Jakarta (ANTARA News) - Menteri Perhubungan Budi Karya Sumadi mengatakan pemerintah akan menawarkan proyek pembangunan Transit Oriented Development (TOD), stasiun LRT Jabodebek terintegrasi, ke swasta.

Di Kantor Kementerian Koordinator Bidang Kemaritiman Jakarta, Senin, ia mengatakan bahwa berdasarkan hasil konsultasi dengan PricewaterhouseCoopers (PwC) proyek kereta ringan itu tidak harus sepenuhnya dibiayai negara namun bisa melibatkan swasta.

Ia menyebut salah satu potensi yang bisa dikembangkan swasta adalah proyek pengembangan TOD, yang konsepnya menggabungkan tata kota dengan angkutan massal.

"Kami memikirkan agar swasta dilibatkan lebih banyak sehingga TOD itu akan dibuat semacam ToR (Terms of Reference) lelang kepada swasta," ujarnya.

Budi menjelaskan pula bahwa PT KAI sebagai operator dan investor proyek LRT Jabodebek mengusulkan rute kereta ringan diperpanjang hingga Bogor.

Akses LRT Jabodebek, menurut dia, akan menjadi daya tarik tersendiri bagi pengembang.

"Sampai Bogor ini kita harap juga biayanya bisa lebih murah.
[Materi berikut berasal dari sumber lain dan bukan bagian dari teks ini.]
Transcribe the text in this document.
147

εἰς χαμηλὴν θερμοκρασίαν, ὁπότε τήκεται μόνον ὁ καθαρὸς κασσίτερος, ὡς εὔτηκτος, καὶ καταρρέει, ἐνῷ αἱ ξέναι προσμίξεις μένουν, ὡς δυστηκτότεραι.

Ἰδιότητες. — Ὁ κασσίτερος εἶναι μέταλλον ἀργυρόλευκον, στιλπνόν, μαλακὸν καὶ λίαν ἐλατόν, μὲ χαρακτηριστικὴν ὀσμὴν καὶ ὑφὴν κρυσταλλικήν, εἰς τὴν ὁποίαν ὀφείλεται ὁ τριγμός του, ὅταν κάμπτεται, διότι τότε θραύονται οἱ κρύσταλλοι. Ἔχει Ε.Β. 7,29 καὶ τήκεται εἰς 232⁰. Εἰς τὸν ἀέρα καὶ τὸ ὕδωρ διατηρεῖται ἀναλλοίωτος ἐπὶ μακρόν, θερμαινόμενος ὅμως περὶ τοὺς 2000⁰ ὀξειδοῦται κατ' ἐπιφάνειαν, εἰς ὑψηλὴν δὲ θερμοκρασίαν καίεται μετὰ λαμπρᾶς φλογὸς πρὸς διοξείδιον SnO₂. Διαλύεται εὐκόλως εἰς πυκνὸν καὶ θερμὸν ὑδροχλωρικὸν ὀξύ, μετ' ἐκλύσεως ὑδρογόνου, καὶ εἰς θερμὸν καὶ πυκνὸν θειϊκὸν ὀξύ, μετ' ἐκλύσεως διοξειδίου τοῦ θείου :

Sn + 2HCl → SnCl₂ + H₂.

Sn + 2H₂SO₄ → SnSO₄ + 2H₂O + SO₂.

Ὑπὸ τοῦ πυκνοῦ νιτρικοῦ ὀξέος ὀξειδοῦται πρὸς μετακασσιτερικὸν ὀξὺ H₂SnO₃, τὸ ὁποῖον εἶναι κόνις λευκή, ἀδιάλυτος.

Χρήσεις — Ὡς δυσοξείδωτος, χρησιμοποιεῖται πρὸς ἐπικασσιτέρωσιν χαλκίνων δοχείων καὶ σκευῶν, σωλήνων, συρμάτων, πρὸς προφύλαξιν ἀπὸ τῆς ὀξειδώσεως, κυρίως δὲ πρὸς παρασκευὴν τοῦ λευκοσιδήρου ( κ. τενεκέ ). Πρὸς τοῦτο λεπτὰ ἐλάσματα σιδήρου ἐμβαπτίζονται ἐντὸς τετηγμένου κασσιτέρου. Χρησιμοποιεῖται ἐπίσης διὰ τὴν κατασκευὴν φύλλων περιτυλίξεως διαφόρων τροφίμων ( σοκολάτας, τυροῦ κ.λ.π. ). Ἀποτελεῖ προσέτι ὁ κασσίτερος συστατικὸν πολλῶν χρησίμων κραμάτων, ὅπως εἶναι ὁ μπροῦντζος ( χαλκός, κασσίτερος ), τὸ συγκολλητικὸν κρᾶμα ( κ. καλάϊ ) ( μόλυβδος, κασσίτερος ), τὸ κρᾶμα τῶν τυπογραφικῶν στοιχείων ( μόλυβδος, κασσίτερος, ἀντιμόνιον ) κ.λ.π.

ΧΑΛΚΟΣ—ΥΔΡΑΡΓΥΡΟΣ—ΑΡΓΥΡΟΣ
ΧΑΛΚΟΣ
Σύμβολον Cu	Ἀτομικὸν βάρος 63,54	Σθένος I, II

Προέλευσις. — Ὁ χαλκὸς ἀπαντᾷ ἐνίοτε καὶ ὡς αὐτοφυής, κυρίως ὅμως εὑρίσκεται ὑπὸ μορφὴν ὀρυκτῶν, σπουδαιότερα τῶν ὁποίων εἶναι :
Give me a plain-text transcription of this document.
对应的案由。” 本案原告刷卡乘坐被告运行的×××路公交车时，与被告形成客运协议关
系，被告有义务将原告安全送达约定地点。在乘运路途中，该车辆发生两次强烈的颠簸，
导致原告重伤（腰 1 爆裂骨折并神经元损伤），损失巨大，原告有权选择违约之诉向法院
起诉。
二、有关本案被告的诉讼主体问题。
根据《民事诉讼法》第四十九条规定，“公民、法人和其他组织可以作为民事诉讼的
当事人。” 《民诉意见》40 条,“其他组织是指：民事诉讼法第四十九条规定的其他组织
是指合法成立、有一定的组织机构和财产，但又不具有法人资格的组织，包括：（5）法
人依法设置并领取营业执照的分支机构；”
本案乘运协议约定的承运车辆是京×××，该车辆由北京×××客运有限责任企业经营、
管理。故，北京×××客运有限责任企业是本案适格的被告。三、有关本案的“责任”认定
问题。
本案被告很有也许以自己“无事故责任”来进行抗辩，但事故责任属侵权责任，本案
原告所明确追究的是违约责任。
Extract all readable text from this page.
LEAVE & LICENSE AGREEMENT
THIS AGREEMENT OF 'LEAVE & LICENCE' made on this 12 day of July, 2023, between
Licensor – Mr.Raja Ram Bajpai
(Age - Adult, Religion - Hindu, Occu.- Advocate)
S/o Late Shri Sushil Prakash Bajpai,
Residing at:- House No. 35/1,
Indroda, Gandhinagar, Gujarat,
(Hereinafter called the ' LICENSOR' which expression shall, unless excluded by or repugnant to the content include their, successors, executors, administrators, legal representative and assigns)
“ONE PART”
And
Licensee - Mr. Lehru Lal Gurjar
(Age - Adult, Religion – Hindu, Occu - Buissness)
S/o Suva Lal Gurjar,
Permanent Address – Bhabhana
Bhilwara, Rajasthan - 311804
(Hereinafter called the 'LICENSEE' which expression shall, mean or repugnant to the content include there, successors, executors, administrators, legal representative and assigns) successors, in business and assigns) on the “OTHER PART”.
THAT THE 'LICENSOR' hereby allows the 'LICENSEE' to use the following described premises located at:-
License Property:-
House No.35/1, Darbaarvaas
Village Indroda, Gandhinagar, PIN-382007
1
Kita ingin swasta sharing (berbagi) karena mereka akan mendapat manfaat aksesibilitas bagus," katanya.

Direktur Utama PT Adhi Karya (Persero) Tbk Budi Harto memastikan swasta akan dilibatkan dalam pembangunan TOD LRT Jabodebek.

Budi mengatakan lelang proyek pembangunan di area seluas 50 hektare tersebut akan segera dilakukan. "Belum ada yang mau melamar tapi akan segera ditenderkan," katanya.